もし白澤が、鬼灯とセフレであると言う事を暴露してしまえば、この先鬼灯を奪いにくくなる。そのあたりわかっているのかこの野郎、と再び嫉妬の炎を燃やしていると、晴天の空から影が落ち、異変に気付いた桃太郎が天を見上げて腰を抜かした。



「はははは、白澤さん!」



「おーい、桃タローくーん」



白澤は人間ではなく、元の巨大で白い神獣の姿に戻っていた。白澤が本来の姿を晒すことは非常に珍しく、何事かと桃太郎は尻を叩きながら立ち上がる。
そして、白い神獣は桃太郎の目の前に降り立ち、身をかがめた。



「あっ!鬼灯さん!」



「どうも・・・」



白い神獣の背中には、力なく背中へ倒れ伏している鬼灯がいた。



「全くコイツ、治療が必要になっちゃってね、急遽連れてきたんだよ・・・あ、桃タローくん、悪いけどこれから今すぐ、亡者に生えるキノコ採って来てくれる?」



写真と変わらず紅い顔をして、心なしか婀娜っぽく見える妖艶な鬼灯と、突然遠くへ行かされる用事をたのまれた桃太郎は、すぐに二人がこれから閨をともにするのだと勘づいた。
勘づいたが、桃太郎は食い下がる。



「鬼灯さん、具合悪そうですね。
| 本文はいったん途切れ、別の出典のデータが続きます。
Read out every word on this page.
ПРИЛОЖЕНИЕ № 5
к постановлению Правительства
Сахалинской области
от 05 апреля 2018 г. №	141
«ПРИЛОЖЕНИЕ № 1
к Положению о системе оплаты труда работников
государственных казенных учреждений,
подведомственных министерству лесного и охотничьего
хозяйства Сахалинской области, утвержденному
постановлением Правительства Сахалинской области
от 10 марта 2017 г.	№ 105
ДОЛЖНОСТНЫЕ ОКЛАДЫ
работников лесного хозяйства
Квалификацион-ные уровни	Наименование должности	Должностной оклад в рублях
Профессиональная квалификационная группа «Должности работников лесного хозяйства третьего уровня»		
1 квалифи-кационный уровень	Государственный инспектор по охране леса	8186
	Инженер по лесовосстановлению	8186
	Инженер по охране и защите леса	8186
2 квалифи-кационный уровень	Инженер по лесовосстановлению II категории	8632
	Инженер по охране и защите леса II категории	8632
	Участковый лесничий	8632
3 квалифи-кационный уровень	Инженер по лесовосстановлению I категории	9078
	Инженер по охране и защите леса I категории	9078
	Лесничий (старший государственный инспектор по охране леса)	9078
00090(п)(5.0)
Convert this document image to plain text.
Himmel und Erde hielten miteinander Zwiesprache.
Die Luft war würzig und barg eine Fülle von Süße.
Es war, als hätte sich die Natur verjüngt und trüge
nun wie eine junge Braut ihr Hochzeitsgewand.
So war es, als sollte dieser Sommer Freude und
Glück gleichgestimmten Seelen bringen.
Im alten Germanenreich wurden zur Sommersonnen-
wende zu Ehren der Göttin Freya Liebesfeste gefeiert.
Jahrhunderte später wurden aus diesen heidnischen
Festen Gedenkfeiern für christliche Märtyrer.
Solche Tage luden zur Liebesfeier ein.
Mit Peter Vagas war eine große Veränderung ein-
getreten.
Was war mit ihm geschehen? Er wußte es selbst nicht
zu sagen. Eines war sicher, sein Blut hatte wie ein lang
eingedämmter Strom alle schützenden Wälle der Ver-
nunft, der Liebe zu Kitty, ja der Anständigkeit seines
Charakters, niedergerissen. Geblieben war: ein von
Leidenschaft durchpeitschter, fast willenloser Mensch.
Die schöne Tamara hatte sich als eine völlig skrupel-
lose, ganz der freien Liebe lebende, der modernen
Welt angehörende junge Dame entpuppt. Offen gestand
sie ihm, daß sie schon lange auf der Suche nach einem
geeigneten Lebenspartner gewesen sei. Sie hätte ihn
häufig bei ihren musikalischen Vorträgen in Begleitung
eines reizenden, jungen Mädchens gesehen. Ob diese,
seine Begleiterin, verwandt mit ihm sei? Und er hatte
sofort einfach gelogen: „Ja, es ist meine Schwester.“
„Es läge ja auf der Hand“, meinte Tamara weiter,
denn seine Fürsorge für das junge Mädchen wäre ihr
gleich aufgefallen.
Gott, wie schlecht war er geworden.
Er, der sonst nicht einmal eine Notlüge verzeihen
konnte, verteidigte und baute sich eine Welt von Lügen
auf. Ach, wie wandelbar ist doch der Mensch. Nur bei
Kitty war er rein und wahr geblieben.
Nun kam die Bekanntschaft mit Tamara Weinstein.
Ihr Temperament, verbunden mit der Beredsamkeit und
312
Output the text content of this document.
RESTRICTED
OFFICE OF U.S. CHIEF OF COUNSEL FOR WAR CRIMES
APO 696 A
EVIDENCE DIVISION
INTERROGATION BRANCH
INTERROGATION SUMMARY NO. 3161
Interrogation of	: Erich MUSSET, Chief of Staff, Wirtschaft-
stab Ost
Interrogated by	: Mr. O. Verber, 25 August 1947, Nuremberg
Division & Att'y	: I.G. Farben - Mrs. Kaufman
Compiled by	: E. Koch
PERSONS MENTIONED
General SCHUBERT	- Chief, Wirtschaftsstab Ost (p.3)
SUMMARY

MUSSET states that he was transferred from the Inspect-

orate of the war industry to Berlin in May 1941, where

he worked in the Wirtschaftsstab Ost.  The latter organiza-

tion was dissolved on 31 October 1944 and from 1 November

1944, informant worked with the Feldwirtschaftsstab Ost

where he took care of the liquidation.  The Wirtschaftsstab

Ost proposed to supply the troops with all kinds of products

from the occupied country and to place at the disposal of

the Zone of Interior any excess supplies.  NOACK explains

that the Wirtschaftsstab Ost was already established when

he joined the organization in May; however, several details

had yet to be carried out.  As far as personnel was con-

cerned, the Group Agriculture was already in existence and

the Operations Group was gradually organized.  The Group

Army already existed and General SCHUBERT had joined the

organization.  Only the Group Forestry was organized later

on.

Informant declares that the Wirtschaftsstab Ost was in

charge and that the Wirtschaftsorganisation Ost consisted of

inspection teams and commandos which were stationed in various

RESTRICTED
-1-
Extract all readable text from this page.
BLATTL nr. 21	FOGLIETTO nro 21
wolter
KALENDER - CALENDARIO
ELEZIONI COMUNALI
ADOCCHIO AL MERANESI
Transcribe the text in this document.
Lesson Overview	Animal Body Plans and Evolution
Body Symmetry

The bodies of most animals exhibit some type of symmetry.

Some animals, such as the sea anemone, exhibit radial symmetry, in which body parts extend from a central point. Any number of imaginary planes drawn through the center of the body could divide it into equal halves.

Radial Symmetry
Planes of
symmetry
俺も手伝いましょうか?」



「いや、いいよ。僕が一人で診るから・・・よっと、鬼灯だっこしてくれる?」



鬼灯を抱きしめられるのだという突然の褒美に、桃太郎は喜びを噛み締める間もなく実行した。白澤はすぐに人型に戻り、もたれかかっていた質量がなくなったせいで鬼灯の身体は宙に投げ出され、桃太郎は反射的にそれを受け止めた。



(うっ、重い・・・)



百八十五センチの長身に、鬼らしく体中に筋肉をまとった鬼灯の身体は、桃太郎に如何わしい妄想を抱かせる隙をあたえないほど、容赦なくのしかかった。
急な体勢で受け止めたためにバランスを崩しかけ、桃太郎はそのまましゃがんで鬼灯を地面の上に横たえる。



「・・・ありがとうございます」



と鬼灯に礼を言われ、桃太郎は一瞬舞い上がりかけたが、すぐに平静を保った。



「一体どうしたんですか?鬼灯さん、大分体調悪そうですよ?」



「んー、西洋の悪魔に悪い魔術をかけられてね・・・それをこれから神獣の力で解こうと思うんだ」



「俺も見てていいですか?」



桃太郎の意外な申し出に白澤は一瞬目を大きく開いたが、すぐに悪戯っぽい笑顔になって頷いた。



「いいよ、君も部屋に入っておいで」



そう言って白澤はぐったりとした様子の鬼灯を屋内へと連れ込んだ。